Ne pas être qu'un "patient" ...

Anniversaire de Parkinson : Qui était James Parkinson (1755 – 1824) ?

Article paru dans LE PARKINSONIEN INDÉPENDANT n°68

Cette année corres­pond au 200ème anni­ver­saire de la descrip­tion de la mala­die par James Parkin­son c’est pour­quoi il m’a semblé judi­cieux de reprendre un article écrit dans le Parkin­so­nien Indé­pen­dant n°8 de mars 2002 racon­tant son histoire.

Dans la Gazette Médi­cal de 1994, C. Saint-​Restitut présente la biogra­phie de celui dont nous répé­tons jour­nel­le­ment le nom.

La mala­die de Parkin­son était connue bien avant que lui-​même ne s’y inté­res­sât.

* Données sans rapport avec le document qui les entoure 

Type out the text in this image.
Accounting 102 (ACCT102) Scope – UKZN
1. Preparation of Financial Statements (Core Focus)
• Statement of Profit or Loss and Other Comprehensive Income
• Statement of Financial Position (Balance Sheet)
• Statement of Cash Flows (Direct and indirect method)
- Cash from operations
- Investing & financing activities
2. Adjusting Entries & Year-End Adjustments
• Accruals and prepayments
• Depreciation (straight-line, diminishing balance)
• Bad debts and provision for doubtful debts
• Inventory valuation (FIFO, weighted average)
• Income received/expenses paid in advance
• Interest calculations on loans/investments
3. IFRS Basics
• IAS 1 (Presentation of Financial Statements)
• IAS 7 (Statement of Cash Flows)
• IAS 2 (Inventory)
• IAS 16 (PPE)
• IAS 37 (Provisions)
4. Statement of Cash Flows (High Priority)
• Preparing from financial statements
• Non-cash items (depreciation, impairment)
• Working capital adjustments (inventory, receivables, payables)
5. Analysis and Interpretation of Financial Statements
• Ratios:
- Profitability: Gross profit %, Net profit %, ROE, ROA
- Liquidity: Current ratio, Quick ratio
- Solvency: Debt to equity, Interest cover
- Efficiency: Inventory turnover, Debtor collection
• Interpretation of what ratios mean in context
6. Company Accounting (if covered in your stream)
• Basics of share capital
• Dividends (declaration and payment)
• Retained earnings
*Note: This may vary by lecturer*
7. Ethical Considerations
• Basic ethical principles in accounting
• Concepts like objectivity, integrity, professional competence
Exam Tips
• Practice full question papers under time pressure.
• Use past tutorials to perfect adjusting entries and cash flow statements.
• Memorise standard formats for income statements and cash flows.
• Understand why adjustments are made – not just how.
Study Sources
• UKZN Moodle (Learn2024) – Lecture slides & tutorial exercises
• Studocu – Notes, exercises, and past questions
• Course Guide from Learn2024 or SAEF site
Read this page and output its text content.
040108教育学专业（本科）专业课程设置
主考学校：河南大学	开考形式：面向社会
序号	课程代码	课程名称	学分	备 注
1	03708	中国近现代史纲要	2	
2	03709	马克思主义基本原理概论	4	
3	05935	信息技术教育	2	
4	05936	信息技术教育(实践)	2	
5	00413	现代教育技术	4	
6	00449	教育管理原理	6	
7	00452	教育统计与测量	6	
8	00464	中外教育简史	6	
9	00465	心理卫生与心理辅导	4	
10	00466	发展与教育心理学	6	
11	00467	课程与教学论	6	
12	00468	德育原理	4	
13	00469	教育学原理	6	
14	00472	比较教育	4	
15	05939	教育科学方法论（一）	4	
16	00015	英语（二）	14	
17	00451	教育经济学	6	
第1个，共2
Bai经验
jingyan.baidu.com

Mais cet excellent clini­cien britan­nique l’a isolée des autres syndromes du même type et c’est pour­quoi sa toute petite publi­ca­tion (un essai sur la para­ly­sie agitante) a rendu à jamais célèbre le nom de Parkin­son.

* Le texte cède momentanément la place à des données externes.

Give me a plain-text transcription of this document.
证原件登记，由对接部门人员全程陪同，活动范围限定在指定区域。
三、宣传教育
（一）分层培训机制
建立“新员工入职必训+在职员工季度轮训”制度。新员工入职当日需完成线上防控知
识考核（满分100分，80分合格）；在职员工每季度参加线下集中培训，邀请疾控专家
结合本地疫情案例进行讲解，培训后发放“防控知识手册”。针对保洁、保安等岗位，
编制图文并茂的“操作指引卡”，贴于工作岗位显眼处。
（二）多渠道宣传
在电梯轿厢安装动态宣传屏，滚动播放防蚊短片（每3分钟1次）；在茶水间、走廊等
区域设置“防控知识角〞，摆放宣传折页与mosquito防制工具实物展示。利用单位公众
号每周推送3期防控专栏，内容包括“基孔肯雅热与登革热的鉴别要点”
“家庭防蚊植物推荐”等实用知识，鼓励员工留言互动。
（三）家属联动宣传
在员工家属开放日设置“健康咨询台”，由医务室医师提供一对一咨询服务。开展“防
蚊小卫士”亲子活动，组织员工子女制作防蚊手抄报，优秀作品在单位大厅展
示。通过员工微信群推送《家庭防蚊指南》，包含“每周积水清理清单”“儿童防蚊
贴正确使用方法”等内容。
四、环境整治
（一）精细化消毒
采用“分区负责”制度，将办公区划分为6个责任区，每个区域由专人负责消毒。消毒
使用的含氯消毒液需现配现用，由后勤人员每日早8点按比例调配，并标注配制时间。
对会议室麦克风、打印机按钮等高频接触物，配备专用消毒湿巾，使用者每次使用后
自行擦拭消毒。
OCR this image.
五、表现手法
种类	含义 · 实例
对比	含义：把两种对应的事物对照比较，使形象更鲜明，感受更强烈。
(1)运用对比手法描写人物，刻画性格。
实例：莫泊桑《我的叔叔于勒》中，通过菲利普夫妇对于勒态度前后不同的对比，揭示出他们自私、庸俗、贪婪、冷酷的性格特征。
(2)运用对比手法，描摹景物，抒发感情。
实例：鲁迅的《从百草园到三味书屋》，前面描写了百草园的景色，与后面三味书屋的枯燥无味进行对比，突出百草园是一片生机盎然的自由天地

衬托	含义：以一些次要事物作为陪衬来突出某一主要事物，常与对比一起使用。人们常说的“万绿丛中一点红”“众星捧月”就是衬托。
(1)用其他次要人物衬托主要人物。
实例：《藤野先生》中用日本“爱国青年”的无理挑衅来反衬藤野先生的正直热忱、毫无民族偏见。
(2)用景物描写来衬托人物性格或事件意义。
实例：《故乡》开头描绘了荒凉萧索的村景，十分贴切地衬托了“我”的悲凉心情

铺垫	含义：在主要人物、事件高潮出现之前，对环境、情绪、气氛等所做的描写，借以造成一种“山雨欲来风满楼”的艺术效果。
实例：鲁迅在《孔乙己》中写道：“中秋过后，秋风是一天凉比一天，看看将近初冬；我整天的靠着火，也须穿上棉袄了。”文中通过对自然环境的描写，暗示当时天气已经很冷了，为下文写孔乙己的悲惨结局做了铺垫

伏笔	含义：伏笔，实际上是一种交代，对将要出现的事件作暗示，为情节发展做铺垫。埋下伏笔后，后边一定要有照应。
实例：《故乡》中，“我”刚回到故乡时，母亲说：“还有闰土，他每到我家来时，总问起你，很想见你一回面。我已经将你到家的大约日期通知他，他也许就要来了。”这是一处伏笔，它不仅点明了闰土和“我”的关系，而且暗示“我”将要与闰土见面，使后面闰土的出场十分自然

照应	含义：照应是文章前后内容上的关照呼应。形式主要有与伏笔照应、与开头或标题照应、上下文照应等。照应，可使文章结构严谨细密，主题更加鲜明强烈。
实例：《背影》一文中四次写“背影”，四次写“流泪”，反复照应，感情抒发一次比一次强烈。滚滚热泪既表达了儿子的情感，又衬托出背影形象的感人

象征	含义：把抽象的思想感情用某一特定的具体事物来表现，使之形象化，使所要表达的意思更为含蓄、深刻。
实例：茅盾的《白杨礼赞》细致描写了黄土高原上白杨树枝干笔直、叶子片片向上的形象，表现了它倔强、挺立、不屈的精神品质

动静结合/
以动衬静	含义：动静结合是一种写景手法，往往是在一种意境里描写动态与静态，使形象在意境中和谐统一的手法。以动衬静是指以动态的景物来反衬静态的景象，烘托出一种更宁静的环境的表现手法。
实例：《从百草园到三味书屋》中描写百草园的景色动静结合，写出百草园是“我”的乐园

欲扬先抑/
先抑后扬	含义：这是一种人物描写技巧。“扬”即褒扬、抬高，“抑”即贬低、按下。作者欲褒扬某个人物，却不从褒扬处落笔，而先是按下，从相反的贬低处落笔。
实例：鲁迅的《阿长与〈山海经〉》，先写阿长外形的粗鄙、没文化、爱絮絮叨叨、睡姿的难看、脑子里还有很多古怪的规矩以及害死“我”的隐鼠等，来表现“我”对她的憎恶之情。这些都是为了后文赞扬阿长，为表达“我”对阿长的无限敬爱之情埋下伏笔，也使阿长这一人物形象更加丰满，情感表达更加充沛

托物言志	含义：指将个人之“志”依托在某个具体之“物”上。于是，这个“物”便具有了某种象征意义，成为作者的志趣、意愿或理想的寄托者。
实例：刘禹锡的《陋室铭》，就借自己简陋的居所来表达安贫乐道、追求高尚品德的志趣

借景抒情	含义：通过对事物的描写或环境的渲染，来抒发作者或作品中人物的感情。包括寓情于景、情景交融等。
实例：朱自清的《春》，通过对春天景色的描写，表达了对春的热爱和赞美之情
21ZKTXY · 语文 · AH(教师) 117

Il est né, a exercé et est mort dans la même loca­lité de Shore­ditch, dans la banlieue de Londres. Son père est apothi­caire et chirur­gien, et James se fait l’apprenti de son père. Marié en 1781, il s’installe à son compte. Sa clien­tèle est nombreuse et diverse et les malades sont satis­faits de leur méde­cin.

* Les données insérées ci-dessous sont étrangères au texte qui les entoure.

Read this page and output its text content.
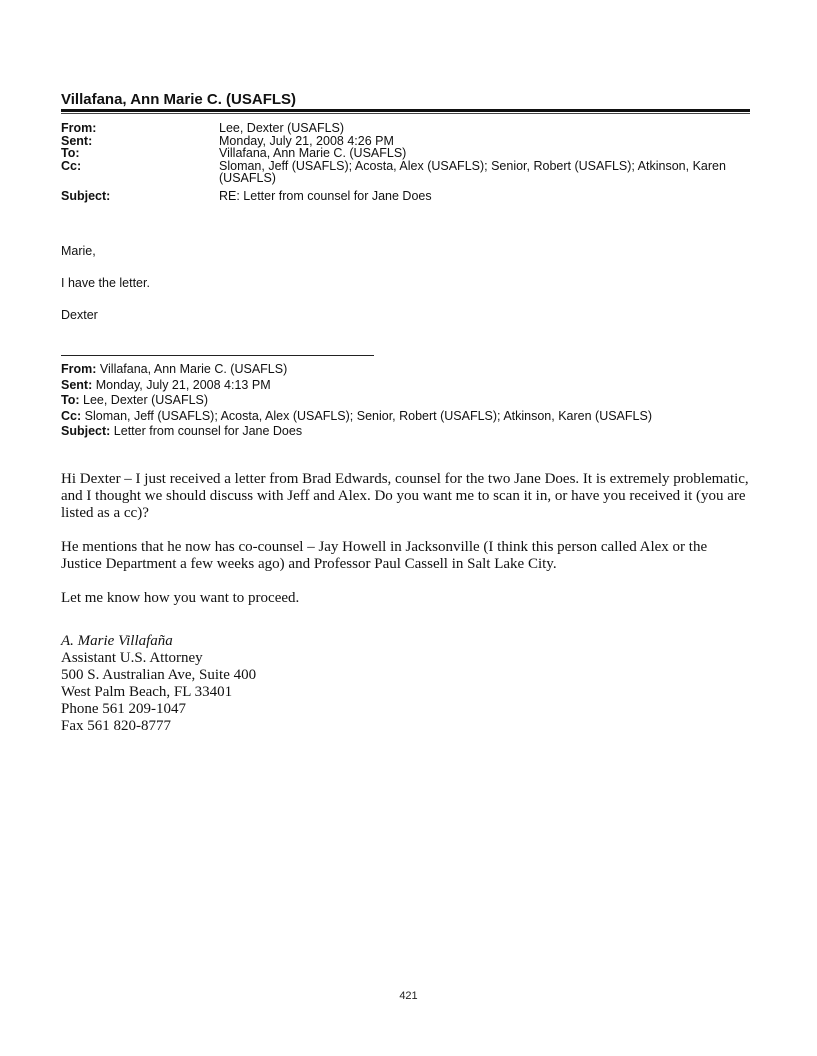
Villafana, Ann Marie C. (USAFLS)
From:	Lee, Dexter (USAFLS)
Sent:	Monday, July 21, 2008 4:26 PM
To:	Villafana, Ann Marie C. (USAFLS)
Cc:	Sloman, Jeff (USAFLS); Acosta, Alex (USAFLS); Senior, Robert (USAFLS); Atkinson, Karen (USAFLS)
Subject:	RE: Letter from counsel for Jane Does

Marie,

I have the letter.

Dexter

From: Villafana, Ann Marie C. (USAFLS)
Sent: Monday, July 21, 2008 4:13 PM
To: Lee, Dexter (USAFLS)
Cc: Sloman, Jeff (USAFLS); Acosta, Alex (USAFLS); Senior, Robert (USAFLS); Atkinson, Karen (USAFLS)
Subject: Letter from counsel for Jane Does

Hi Dexter – I just received a letter from Brad Edwards, counsel for the two Jane Does. It is extremely problematic, and I thought we should discuss with Jeff and Alex. Do you want me to scan it in, or have you received it (you are listed as a cc)?

He mentions that he now has co-counsel – Jay Howell in Jacksonville (I think this person called Alex or the Justice Department a few weeks ago) and Professor Paul Cassell in Salt Lake City.

Let me know how you want to proceed.

A. Marie Villafaña
Assistant U.S. Attorney
500 S. Australian Ave, Suite 400
West Palm Beach, FL 33401
Phone 561 209-1047
Fax 561 820-8777
421
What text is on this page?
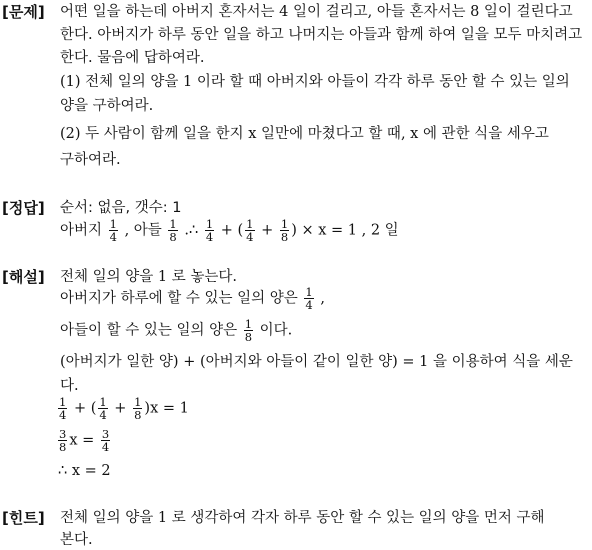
[문제] 어떤 일을 하는데 아버지 혼자서는 4 일이 걸리고, 아들 혼자서는 8 일이 걸린다고
한다. 아버지가 하루 동안 일을 하고 나머지는 아들과 함께 하여 일을 모두 마치려고
한다. 물음에 답하여라.
(1) 전체 일의 양을 1 이라 할 때 아버지와 아들이 각각 하루 동안 할 수 있는 일의
양을 구하여라.
(2) 두 사람이 함께 일을 한지 x 일만에 마쳤다고 할 때, x 에 관한 식을 세우고
구하여라.
[정답] 순서: 없음, 갯수: 1
아버지 $\frac{1}{4}$ , 아들 $\frac{1}{8}$ .∴ $\frac{1}{4}$ + ( $\frac{1}{4} + \frac{1}{8}$ ) × x = 1 , 2 일
[해설] 전체 일의 양을 1 로 놓는다.
아버지가 하루에 할 수 있는 일의 양은 $\frac{1}{4}$ ,
아들이 할 수 있는 일의 양은 $\frac{1}{8}$ 이다.
(아버지가 일한 양) + (아버지와 아들이 같이 일한 양) = 1 을 이용하여 식을 세운
다.
$\frac{1}{4}$ + ( $\frac{1}{4} + \frac{1}{8} )x = 1$
$\frac{3}{8}$ $x = \frac{3}{4}$
∴ x = 2
[힌트] 전체 일의 양을 1 로 생각하여 각자 하루 동안 할 수 있는 일의 양을 먼저 구해
본다.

Cepen­dant le démon de la poli­tique s’empare de James et l’éloigne de la méde­cine. La Révo­lu­tion Fran­çaise entraîne l’ouverture de clubs idéo­lo­giques et, dans le cadre de la London Corres­pon­ding Society, il écrit des pamphlets contre les conser­va­teurs sous le pseu­do­nyme Old Hubert.

En 1799, il revient à la méde­cine et publie un recueil de conseils de santé où il dénonce les méfaits du tabac et de l’alcool.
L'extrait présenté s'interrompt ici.